Community: Forden with Leighton and Trelystan (Ffordun gyda Tre'r-llai a Threlystan)
Community: Forden with Leighton and Trelystan
Traditional County: Montgomeryshire
Model farm buildings erected for the large Nantcribba Farm by John Naylor in 1874, part of the Leighton Estate. Naylor acquired the Estate in 1846-47 and embarked on an ambitious programme of building, principally Leighton Hall, church and Farm, which was largely completed by the mid 1850s. He continued to extend and improve the Estate until his death in 1889. His grandson, Captain J.M. Naylor, sold the Estate in 1931.
Built of brick made on the estate, set on chamfered stone plinths, and with slate roofs. The layout is basically symmetrical, with a 2-storey central spine range running NE - SW, of approximately 12m span, containing the main straw barn, having 2-storey cross ranges of 6.5m span, 14 roof bays each side, set 2/3rds of the length to the SW, from which 2 single storey ranges spring at right angles, each with 7 open arches, and terminating in pens each with a small yard. The single storey ranges form 2 stock yards each side of the SW end of the barn range, designed for beef cattle. The ample feeding walks with direct access to the craches are all interconnected internally. The spine barn range has 14 tensioned queen post-and-collar trusses NE of the cross range junction, and the cross ranges have haunched king posts and angled strut trusses. The large stockyard in the northern angle is paved with large stone sets, and is defined by a 7-bay carthouse on cast iron columns on its NE side, with a wide 6-roof-bay granary over. At right angles to the NW cross range, the large stock yard is enclosed by a further range, with stables for brood mares on the inner (yard) side, and for stallions on the outer face. The corresponding E angle contains the rick yard. Tall round-arched openings give access to the enclosed paved N yard, with similar arches forming a cross space in the great barn range. Access doors to the feeding walks are framed and battened, with some recessed ironmongery, and windows are of part louvred, part glazed type typical of Leighton Estate buildings. The cattle yards between the SW wings are enclosed by stone coped brick walls.
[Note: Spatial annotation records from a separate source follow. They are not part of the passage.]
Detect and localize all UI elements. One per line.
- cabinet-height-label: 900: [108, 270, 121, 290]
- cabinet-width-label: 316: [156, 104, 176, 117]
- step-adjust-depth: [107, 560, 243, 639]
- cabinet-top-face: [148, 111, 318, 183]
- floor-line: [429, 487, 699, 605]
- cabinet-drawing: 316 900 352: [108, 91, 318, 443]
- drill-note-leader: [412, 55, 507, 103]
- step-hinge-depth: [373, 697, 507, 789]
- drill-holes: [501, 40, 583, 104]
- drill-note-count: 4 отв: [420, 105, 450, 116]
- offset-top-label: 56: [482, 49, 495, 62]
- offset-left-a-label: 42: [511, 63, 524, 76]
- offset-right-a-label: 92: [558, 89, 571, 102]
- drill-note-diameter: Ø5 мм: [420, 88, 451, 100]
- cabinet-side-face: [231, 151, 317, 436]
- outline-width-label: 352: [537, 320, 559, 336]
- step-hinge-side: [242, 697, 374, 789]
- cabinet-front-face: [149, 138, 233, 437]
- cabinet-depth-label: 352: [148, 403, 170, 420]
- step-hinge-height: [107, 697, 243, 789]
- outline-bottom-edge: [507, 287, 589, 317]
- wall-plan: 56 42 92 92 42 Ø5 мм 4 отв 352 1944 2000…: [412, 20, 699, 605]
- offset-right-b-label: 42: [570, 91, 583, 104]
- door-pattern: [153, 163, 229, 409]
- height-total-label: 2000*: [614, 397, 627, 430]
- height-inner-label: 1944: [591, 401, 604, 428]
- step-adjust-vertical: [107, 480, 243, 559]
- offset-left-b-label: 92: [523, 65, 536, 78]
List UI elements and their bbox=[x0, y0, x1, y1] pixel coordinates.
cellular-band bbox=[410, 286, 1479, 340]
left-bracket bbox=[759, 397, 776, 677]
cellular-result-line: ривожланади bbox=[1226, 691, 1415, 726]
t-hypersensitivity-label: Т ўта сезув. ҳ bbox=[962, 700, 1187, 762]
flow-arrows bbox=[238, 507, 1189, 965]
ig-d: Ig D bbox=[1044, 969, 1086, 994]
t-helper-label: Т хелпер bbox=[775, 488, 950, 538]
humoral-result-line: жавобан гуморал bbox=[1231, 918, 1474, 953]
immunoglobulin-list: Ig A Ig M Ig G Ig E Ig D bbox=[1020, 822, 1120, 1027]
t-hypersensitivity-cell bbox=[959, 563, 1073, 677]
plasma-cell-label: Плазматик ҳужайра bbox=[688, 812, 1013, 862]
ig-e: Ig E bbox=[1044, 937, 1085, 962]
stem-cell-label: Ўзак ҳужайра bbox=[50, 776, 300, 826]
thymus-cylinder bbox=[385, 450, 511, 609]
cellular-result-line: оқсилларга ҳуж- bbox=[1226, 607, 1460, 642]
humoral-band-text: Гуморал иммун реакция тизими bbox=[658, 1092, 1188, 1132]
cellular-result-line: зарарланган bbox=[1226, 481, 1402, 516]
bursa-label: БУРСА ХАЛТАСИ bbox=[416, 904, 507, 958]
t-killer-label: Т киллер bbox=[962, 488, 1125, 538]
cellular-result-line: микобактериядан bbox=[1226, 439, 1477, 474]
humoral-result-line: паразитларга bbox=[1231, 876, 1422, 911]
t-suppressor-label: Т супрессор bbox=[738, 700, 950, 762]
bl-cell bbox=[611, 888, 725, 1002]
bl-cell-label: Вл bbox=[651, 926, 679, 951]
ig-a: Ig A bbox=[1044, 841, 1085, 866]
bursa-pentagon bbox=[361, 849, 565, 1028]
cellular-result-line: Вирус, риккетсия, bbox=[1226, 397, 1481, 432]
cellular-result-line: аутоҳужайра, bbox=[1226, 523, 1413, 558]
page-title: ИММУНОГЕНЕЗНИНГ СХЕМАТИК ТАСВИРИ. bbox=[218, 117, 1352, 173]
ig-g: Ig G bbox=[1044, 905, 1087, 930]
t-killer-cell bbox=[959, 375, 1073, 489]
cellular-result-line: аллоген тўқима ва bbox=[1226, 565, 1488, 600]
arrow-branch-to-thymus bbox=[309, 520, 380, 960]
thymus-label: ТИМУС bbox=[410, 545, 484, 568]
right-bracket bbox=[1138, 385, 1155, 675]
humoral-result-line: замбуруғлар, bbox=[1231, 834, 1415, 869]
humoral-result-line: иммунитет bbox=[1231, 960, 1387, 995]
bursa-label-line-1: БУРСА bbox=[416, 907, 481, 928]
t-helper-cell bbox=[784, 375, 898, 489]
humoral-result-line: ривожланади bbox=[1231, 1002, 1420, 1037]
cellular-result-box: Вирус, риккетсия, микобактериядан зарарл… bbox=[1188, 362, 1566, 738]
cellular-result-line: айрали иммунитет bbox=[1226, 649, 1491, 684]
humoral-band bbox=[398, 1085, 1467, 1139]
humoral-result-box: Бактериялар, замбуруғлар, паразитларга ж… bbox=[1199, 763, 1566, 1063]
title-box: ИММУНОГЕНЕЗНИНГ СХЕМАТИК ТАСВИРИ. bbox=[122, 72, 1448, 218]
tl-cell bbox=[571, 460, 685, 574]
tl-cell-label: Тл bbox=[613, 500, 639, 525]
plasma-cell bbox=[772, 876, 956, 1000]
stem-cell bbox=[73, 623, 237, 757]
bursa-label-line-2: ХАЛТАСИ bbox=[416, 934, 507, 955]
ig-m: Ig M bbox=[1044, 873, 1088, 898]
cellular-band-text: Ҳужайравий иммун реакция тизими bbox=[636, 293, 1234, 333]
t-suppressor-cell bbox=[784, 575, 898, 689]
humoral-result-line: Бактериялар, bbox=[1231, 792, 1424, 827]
A stone shield with initials and date appears on the SW gable of the barn, and some bricks are impressed JN1874. The effluent is said to flow away in an underground system to a very large holding tank beyond the SE end of the cross range, with distribution pipes leading to the fields.
Included as a well preserved group of farm buildings in a style characteristic of the Leighton Estate, forming a group with its associated farmhouse: a very good example of a model farm complex and part of the development carried out by the Leighton Estate in this area.